Executive Director, Analytics
Dell | Information Management Group, Dell Software
Thank you to both of you for your advice, if I could push it a little further, have you got any suggestions about which subset (train, test or validate) is most appropriate to report in the Abstract.
I have reported the correlation for each subset in my Results, but for my Abstract I want to succinctly describe the model performance so I have reported on the r for train subset, however, one of my co-authors is suggesting reporting on the correlation for the test subset.

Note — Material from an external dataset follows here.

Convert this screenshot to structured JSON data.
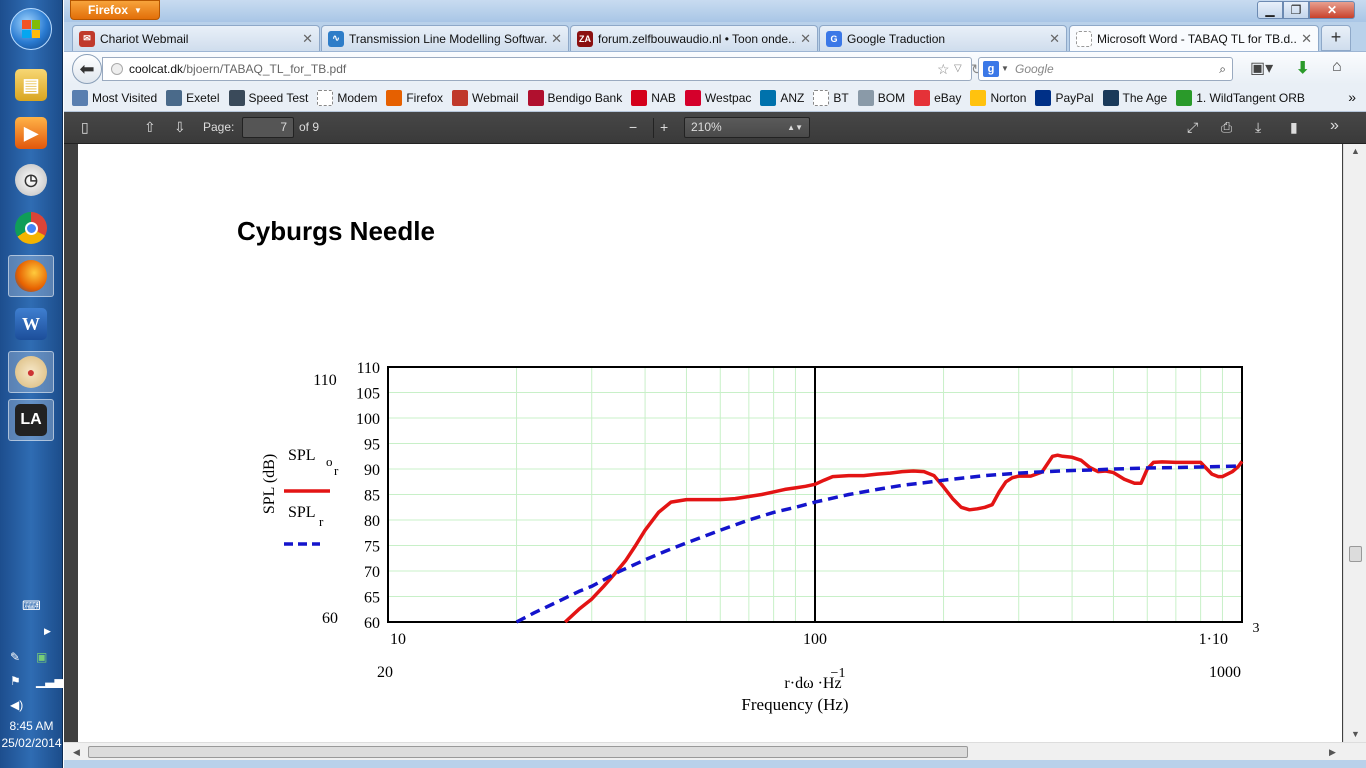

I am perplexed, my understanding is that for a regression ANN, the data are partitioned, the model uses the train subset to ‘learn’ and the test subset is used to compare error (in train and test subsets, in parallel, as to attempt to avoid overfitting). Once the train and test error plateau, the network stops cycling through epochs. And then, I thought the validation subset was used to re-run the learned networks to check of there are aberrations using independent data. Perhaps, rather than reporting on the train (in the Abstract) I should be reporting on the correlation of the validation subset (in the Abstract)?
I realise this is quite a minor issue, but in my field (which is ecological modelling) the literature and published papers using neural networks is not as vast as other fields, most papers only report a single correlation statistic, which I have assumed to be from the train subset.
Thanks again for your advice, it has been very helpful.